Going back to the same behavior can be a symptom of ASD because he's not comprehending the connection between the consequences and the behavior.  My son deals with this issue as well.

Be consistent and talk to him about it and give him reminders of what the consequences will be if he does X behavior.

Quoting LoveOfWisdom:

Because where we are, the local DDD (Division of Developmental Disabilities and who I'd have to go through)  doesn't even return phone calls and does not consider PDD-NOS under ASD so it is VERY hard to get services outside of school for him.  Right now he's only receiving speech.  

Yes it is better than kicking and screaming, however he is not comprehending why he is there and therefore goes back to the same behavior.  We have tried other methods but nothing works.  

Quoting mypbandj:

How would his services change based on a different diagnosis. I would think his goals would be the same regardless because they should be based on his individual strengths and weaknesses.

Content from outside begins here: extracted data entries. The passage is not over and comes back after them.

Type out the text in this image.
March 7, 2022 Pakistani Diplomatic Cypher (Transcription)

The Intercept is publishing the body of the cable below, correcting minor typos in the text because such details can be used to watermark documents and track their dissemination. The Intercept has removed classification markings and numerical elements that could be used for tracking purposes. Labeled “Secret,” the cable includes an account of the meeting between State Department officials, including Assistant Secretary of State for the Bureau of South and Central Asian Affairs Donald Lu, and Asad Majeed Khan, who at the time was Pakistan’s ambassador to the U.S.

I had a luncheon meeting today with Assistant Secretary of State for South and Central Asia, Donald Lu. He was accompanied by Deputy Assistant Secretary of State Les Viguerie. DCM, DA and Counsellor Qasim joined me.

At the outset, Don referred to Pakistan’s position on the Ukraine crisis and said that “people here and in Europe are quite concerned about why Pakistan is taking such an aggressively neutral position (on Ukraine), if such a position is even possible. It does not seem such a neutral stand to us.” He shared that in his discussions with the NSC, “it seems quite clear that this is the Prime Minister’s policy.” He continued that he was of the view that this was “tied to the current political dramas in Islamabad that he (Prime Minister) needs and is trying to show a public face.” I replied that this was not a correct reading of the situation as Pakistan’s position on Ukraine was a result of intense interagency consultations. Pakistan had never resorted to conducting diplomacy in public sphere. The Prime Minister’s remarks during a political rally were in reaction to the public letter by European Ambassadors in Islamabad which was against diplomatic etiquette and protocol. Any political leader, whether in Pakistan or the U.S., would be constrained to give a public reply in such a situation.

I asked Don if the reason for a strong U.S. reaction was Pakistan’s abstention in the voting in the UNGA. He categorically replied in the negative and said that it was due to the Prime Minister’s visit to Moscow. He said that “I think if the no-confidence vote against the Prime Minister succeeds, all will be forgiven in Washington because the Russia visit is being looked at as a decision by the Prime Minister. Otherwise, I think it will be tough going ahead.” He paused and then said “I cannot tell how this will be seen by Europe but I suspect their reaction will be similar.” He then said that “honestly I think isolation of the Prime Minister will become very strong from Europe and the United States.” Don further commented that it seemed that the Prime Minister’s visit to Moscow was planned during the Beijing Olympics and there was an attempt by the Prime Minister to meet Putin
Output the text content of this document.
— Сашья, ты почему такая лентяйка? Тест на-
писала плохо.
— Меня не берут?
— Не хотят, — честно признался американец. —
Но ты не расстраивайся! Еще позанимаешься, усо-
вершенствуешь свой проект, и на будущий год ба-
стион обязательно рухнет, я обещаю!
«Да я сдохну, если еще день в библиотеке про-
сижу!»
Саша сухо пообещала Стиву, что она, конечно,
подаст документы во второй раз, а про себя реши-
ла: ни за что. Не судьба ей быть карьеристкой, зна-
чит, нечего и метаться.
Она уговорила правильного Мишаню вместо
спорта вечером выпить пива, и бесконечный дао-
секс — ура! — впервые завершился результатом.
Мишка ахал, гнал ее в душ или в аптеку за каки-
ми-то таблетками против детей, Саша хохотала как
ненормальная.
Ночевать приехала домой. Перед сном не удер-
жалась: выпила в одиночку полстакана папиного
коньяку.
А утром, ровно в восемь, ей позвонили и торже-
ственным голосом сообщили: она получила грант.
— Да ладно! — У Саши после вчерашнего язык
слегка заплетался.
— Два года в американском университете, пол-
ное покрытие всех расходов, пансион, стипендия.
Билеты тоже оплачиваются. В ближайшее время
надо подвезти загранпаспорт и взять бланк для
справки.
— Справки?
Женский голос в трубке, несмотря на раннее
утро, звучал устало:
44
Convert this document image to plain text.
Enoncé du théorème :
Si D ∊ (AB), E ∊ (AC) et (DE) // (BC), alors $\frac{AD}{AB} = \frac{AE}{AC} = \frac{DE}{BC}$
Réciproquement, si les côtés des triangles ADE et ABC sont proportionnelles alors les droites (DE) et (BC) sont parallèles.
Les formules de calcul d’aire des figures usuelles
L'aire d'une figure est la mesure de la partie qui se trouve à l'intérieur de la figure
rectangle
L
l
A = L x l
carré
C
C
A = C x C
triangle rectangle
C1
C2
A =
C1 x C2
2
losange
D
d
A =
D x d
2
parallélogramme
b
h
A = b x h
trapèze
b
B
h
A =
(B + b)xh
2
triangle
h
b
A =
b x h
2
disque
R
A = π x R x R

I guess I'm not sure what is making you feel bad when he is willingly going to time out. You would rather him kick and scream and cry?? I view discipline as a teaching tool, rather than mainly punishment. I strive to teach them what I expect. So having him seem cooperative when being corrected seems helpful to me. I'd probably take that opportunity to have him "re-do" or "try it again" instead of doing a time out. I usually reserve time outs for when they need to pull them selves together.



emarin77
by Silver Member on Feb. 6, 2013 at 3:09 PM

That is the responce I get from my son who's 4 sometimes, "OK." My son has mild Autism. 

JTMOM422
by Brenda on Feb. 6, 2013 at 3:56 PM

I think the response is normal. Dd is 4 NT and she says pretty much the same thing. Can you ask for your doctor to give a double dx. My son was dx PDD-NOS/ASD. He didn't show enough signs for a full ASD dx.  But our doctor knew that PDD-NOS would no longer exist this year due to the new ASD criteria. 

darbyakeep45
by Darby on Feb. 7, 2013 at 7:38 AM

Hugs mama...I honestly have no idea...my 4 year old is nonverbal.